Erasing in Photoshop can happen at a wedding or in portrait photography. . It can't happen when doing true photojournalism. It takes time and effort. If I were burning a disk of approximately 300 images I would really not want to do this kind of thing to a pile of pictures. It would take many hours of extremely boring work. So I don't. Twenty five pictures get picked and printed for you. Not 300. Nobody has a house big enough to hang 300 pictures from their wedding on the walls.
This first picture shows what I like in Green and what I don't like in Red.
What I like (green) are them looking at each other and smiling. People looking at each other almost always works in pictures. They forget the camera and come alive. That's the first best part of this picture. The other parts are the smiling faces of the wedding party. I love the groomsmen all clapping. The other part is the Father of the Bride, Mike (a fellow UCSB alumni, college swim team, and current aqua bike friend/racer), turning and smiling. These things make this picture totally acceptable. If I were burning a disk it would be included.

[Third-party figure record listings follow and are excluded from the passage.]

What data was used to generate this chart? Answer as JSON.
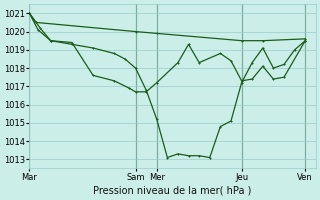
{
  "background_color": "#cceee8",
  "grid_color": "#99cccc",
  "line_color": "#1a5c1a",
  "marker_color": "#1a5c1a",
  "xlabel": "Pression niveau de la mer( hPa )",
  "ylim": [
    1012.5,
    1021.5
  ],
  "yticks": [
    1013,
    1014,
    1015,
    1016,
    1017,
    1018,
    1019,
    1020,
    1021
  ],
  "xtick_labels": [
    "Mar",
    "Sam",
    "Mer",
    "Jeu",
    "Ven"
  ],
  "xtick_positions": [
    0,
    5,
    6,
    10,
    13
  ],
  "xmin": 0,
  "xmax": 13.5,
  "series1_x": [
    0,
    0.3,
    5,
    6,
    10,
    11,
    13
  ],
  "series1_y": [
    1021.0,
    1020.5,
    1020.0,
    1019.9,
    1019.5,
    1019.5,
    1019.6
  ],
  "series2_x": [
    0,
    0.5,
    1,
    2,
    3,
    4,
    4.5,
    5,
    5.5,
    6,
    6.5,
    7,
    7.5,
    8,
    8.5,
    9,
    9.5,
    10,
    10.5,
    11,
    11.5,
    12,
    12.5,
    13
  ],
  "series2_y": [
    1021.0,
    1020.2,
    1019.5,
    1019.3,
    1019.1,
    1018.8,
    1018.5,
    1018.0,
    1016.8,
    1015.2,
    1013.1,
    1013.3,
    1013.2,
    1013.2,
    1013.1,
    1014.8,
    1015.1,
    1017.2,
    1018.3,
    1019.1,
    1018.0,
    1018.2,
    1019.0,
    1019.5
  ],
  "series3_x": [
    0,
    0.4,
    1,
    2,
    3,
    4,
    4.7,
    5,
    5.5,
    6,
    7,
    7.5,
    8,
    9,
    9.5,
    10,
    10.5,
    11,
    11.5,
    12,
    13
  ],
  "series3_y": [
    1021.0,
    1020.1,
    1019.5,
    1019.4,
    1017.6,
    1017.3,
    1016.9,
    1016.7,
    1016.7,
    1017.2,
    1018.3,
    1019.3,
    1018.3,
    1018.8,
    1018.4,
    1017.3,
    1017.4,
    1018.1,
    1017.4,
    1017.5,
    1019.5
  ]
}
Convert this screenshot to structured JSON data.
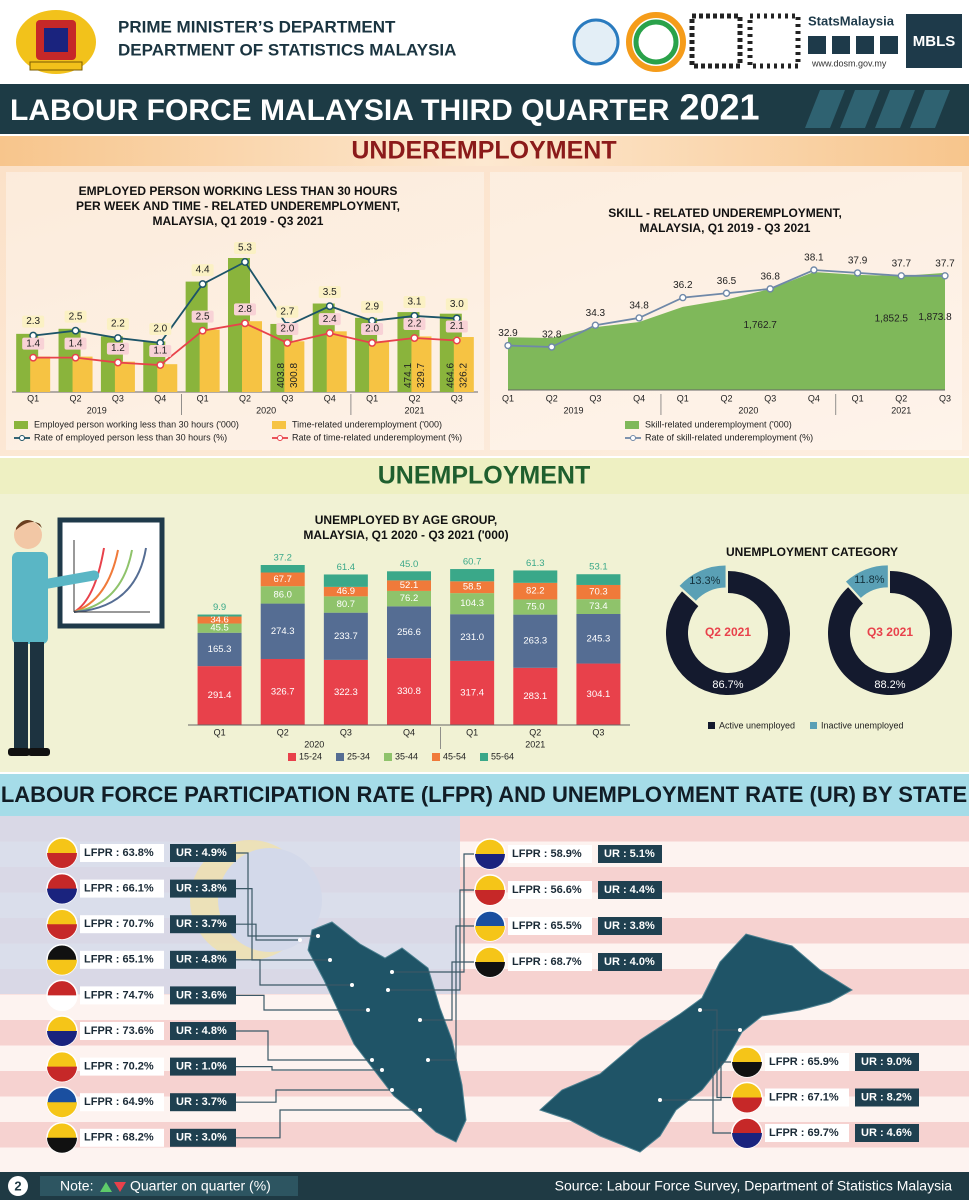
{
  "header": {
    "ministry": "PRIME MINISTER’S DEPARTMENT",
    "department": "DEPARTMENT OF STATISTICS MALAYSIA",
    "brand": "StatsMalaysia",
    "website": "www.dosm.gov.my",
    "badge": "MBLS"
  },
  "title": {
    "main": "LABOUR FORCE MALAYSIA THIRD QUARTER",
    "year": "2021"
  },
  "sections": {
    "underemployment": "UNDEREMPLOYMENT",
    "unemployment": "UNEMPLOYMENT",
    "state": "LABOUR FORCE PARTICIPATION RATE (LFPR) AND UNEMPLOYMENT RATE (UR) BY STATE"
  },
  "chart_data": [
    {
      "type": "bar-line",
      "title": [
        "EMPLOYED PERSON WORKING  LESS THAN 30 HOURS",
        "PER WEEK AND TIME - RELATED UNDEREMPLOYMENT,",
        "MALAYSIA, Q1 2019 - Q3 2021"
      ],
      "groups": [
        {
          "label": "2019",
          "categories": [
            "Q1",
            "Q2",
            "Q3",
            "Q4"
          ]
        },
        {
          "label": "2020",
          "categories": [
            "Q1",
            "Q2",
            "Q3",
            "Q4"
          ]
        },
        {
          "label": "2021",
          "categories": [
            "Q1",
            "Q2",
            "Q3"
          ]
        }
      ],
      "series": [
        {
          "name": "Employed person working less than 30 hours ('000)",
          "kind": "bar",
          "color": "#8ab43c",
          "values": [
            345,
            375,
            330,
            300,
            655,
            795,
            403.8,
            525,
            440,
            474.1,
            464.6
          ],
          "value_labels": [
            null,
            null,
            null,
            null,
            null,
            null,
            "403.8",
            null,
            null,
            "474.1",
            "464.6"
          ]
        },
        {
          "name": "Time-related underemployment ('000)",
          "kind": "bar",
          "color": "#f6c343",
          "values": [
            210,
            210,
            180,
            165,
            370,
            420,
            300.8,
            360,
            300,
            329.7,
            326.2
          ],
          "value_labels": [
            null,
            null,
            null,
            null,
            null,
            null,
            "300.8",
            null,
            null,
            "329.7",
            "326.2"
          ]
        },
        {
          "name": "Rate of employed person less than 30 hours (%)",
          "kind": "line",
          "color": "#1d5468",
          "values": [
            2.3,
            2.5,
            2.2,
            2.0,
            4.4,
            5.3,
            2.7,
            3.5,
            2.9,
            3.1,
            3.0
          ],
          "value_labels": [
            "2.3",
            "2.5",
            "2.2",
            "2.0",
            "4.4",
            "5.3",
            "2.7",
            "3.5",
            "2.9",
            "3.1",
            "3.0"
          ]
        },
        {
          "name": "Rate of time-related underemployment (%)",
          "kind": "line",
          "color": "#e8424b",
          "values": [
            1.4,
            1.4,
            1.2,
            1.1,
            2.5,
            2.8,
            2.0,
            2.4,
            2.0,
            2.2,
            2.1
          ],
          "value_labels": [
            "1.4",
            "1.4",
            "1.2",
            "1.1",
            "2.5",
            "2.8",
            "2.0",
            "2.4",
            "2.0",
            "2.2",
            "2.1"
          ]
        }
      ]
    },
    {
      "type": "area-line",
      "title": [
        "SKILL - RELATED UNDEREMPLOYMENT,",
        "MALAYSIA, Q1 2019 - Q3 2021"
      ],
      "groups": [
        {
          "label": "2019",
          "categories": [
            "Q1",
            "Q2",
            "Q3",
            "Q4"
          ]
        },
        {
          "label": "2020",
          "categories": [
            "Q1",
            "Q2",
            "Q3",
            "Q4"
          ]
        },
        {
          "label": "2021",
          "categories": [
            "Q1",
            "Q2",
            "Q3"
          ]
        }
      ],
      "series": [
        {
          "name": "Skill-related underemployment ('000)",
          "kind": "area",
          "color": "#7fb85a",
          "values": [
            1430,
            1425,
            1500,
            1535,
            1640,
            1690,
            1762.7,
            1880,
            1860,
            1852.5,
            1873.8
          ],
          "value_labels": [
            null,
            null,
            null,
            null,
            null,
            null,
            "1,762.7",
            null,
            null,
            "1,852.5",
            "1,873.8"
          ]
        },
        {
          "name": "Rate of skill-related underemployment (%)",
          "kind": "line",
          "color": "#6f88a8",
          "values": [
            32.9,
            32.8,
            34.3,
            34.8,
            36.2,
            36.5,
            36.8,
            38.1,
            37.9,
            37.7,
            37.7
          ]
        }
      ]
    },
    {
      "type": "stacked-bar",
      "title": [
        "UNEMPLOYED BY AGE GROUP,",
        "MALAYSIA, Q1 2020 - Q3 2021 ('000)"
      ],
      "groups": [
        {
          "label": "2020",
          "categories": [
            "Q1",
            "Q2",
            "Q3",
            "Q4"
          ]
        },
        {
          "label": "2021",
          "categories": [
            "Q1",
            "Q2",
            "Q3"
          ]
        }
      ],
      "series": [
        {
          "name": "15-24",
          "color": "#e8414b",
          "values": [
            291.4,
            326.7,
            322.3,
            330.8,
            317.4,
            283.1,
            304.1
          ]
        },
        {
          "name": "25-34",
          "color": "#556d93",
          "values": [
            165.3,
            274.3,
            233.7,
            256.6,
            231.0,
            263.3,
            245.3
          ],
          "value_labels": [
            "165.3",
            "274.3",
            "233.7",
            "256.6",
            "231.0",
            "263.3",
            "245.3"
          ]
        },
        {
          "name": "35-44",
          "color": "#8fc36b",
          "values": [
            45.5,
            86.0,
            80.7,
            76.2,
            104.3,
            75.0,
            73.4
          ],
          "value_labels": [
            "45.5",
            "86.0",
            "80.7",
            "76.2",
            "104.3",
            "75.0",
            "73.4"
          ]
        },
        {
          "name": "45-54",
          "color": "#f07a3a",
          "values": [
            34.6,
            67.7,
            46.9,
            52.1,
            58.5,
            82.2,
            70.3
          ]
        },
        {
          "name": "55-64",
          "color": "#3aa889",
          "values": [
            9.9,
            37.2,
            61.4,
            45.0,
            60.7,
            61.3,
            53.1
          ],
          "value_labels": [
            "9.9",
            "37.2",
            "61.4",
            "45.0",
            "60.7",
            "61.3",
            "53.1"
          ]
        }
      ]
    },
    {
      "type": "donut",
      "title": "UNEMPLOYMENT CATEGORY",
      "categories": [
        "Active unemployed",
        "Inactive unemployed"
      ],
      "colors": [
        "#141a2e",
        "#5aa0b5"
      ],
      "panels": [
        {
          "label": "Q2 2021",
          "values": [
            86.7,
            13.3
          ],
          "value_labels": [
            "86.7%",
            "13.3%"
          ]
        },
        {
          "label": "Q3 2021",
          "values": [
            88.2,
            11.8
          ],
          "value_labels": [
            "88.2%",
            "11.8%"
          ]
        }
      ]
    }
  ],
  "states": {
    "left": [
      {
        "lfpr": "LFPR : 63.8%",
        "ur": "UR : 4.9%"
      },
      {
        "lfpr": "LFPR : 66.1%",
        "ur": "UR : 3.8%"
      },
      {
        "lfpr": "LFPR : 70.7%",
        "ur": "UR : 3.7%"
      },
      {
        "lfpr": "LFPR : 65.1%",
        "ur": "UR : 4.8%"
      },
      {
        "lfpr": "LFPR : 74.7%",
        "ur": "UR : 3.6%"
      },
      {
        "lfpr": "LFPR : 73.6%",
        "ur": "UR : 4.8%"
      },
      {
        "lfpr": "LFPR : 70.2%",
        "ur": "UR : 1.0%"
      },
      {
        "lfpr": "LFPR : 64.9%",
        "ur": "UR : 3.7%"
      },
      {
        "lfpr": "LFPR : 68.2%",
        "ur": "UR : 3.0%"
      }
    ],
    "right_top": [
      {
        "lfpr": "LFPR : 58.9%",
        "ur": "UR : 5.1%"
      },
      {
        "lfpr": "LFPR : 56.6%",
        "ur": "UR : 4.4%"
      },
      {
        "lfpr": "LFPR : 65.5%",
        "ur": "UR : 3.8%"
      },
      {
        "lfpr": "LFPR : 68.7%",
        "ur": "UR : 4.0%"
      }
    ],
    "right_bottom": [
      {
        "lfpr": "LFPR : 65.9%",
        "ur": "UR : 9.0%"
      },
      {
        "lfpr": "LFPR : 67.1%",
        "ur": "UR : 8.2%"
      },
      {
        "lfpr": "LFPR : 69.7%",
        "ur": "UR : 4.6%"
      }
    ]
  },
  "footer": {
    "page": "2",
    "note": "Note:",
    "legend": "Quarter on quarter (%)",
    "source": "Source: Labour Force Survey, Department  of Statistics Malaysia"
  }
}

What I don't like (Red) is the sky because it takes away from the picture, but this picture wouldn't be possible without it being there, so nothing to do about that. The DJ and celebrant are getting in the way. If I were to use this picture they would be erased.
This picture would be used EXCEPT the other picture is SO much better.

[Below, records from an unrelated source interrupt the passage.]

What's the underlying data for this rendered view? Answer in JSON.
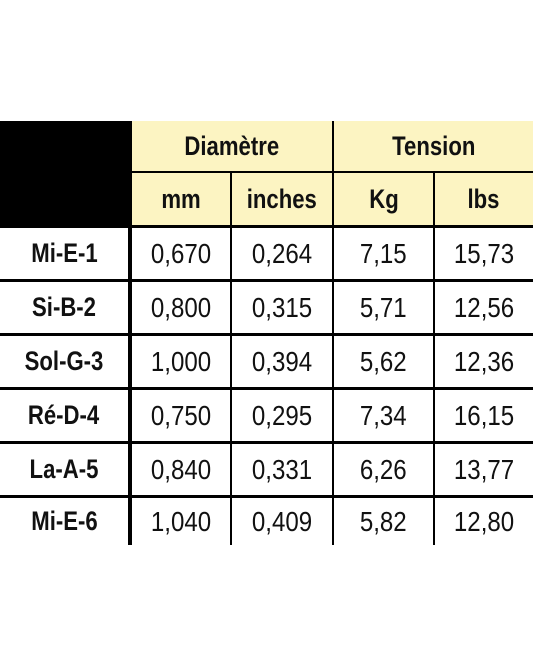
{
  "header": {
    "group_diameter": "Diamètre",
    "group_tension": "Tension",
    "units": [
      "mm",
      "inches",
      "Kg",
      "lbs"
    ]
  },
  "rows": [
    {
      "label": "Mi-E-1",
      "values": [
        "0,670",
        "0,264",
        "7,15",
        "15,73"
      ]
    },
    {
      "label": "Si-B-2",
      "values": [
        "0,800",
        "0,315",
        "5,71",
        "12,56"
      ]
    },
    {
      "label": "Sol-G-3",
      "values": [
        "1,000",
        "0,394",
        "5,62",
        "12,36"
      ]
    },
    {
      "label": "Ré-D-4",
      "values": [
        "0,750",
        "0,295",
        "7,34",
        "16,15"
      ]
    },
    {
      "label": "La-A-5",
      "values": [
        "0,840",
        "0,331",
        "6,26",
        "13,77"
      ]
    },
    {
      "label": "Mi-E-6",
      "values": [
        "1,040",
        "0,409",
        "5,82",
        "12,80"
      ]
    }
  ]
}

Here's the picture that made my Bend Wedding Photography website and would be printed for them after the wedding. It's a picture that would definitely be hanging in their house to celebrate the good times and the bad in their future.
First and foremost: the dip kiss with the arch in Sarah's back. Secondly: the dip kiss framed in the altar and with the shape of the aisle. Then we have the wedding party celebrating with them, smiling and clapping. Finally we have the Father of the Bride turning in his seat and happy as a bug in the rug.
I don't like the sky attracting attention, but these things happen so incredibly quickly a wedding photographer just has to be in the right place, at the right time, and ready to go.
This wouldn't just be one of the 25 prints I would show them, it would be front and center for them to enjoy and feel happy about. And when they're happy, I'm happy.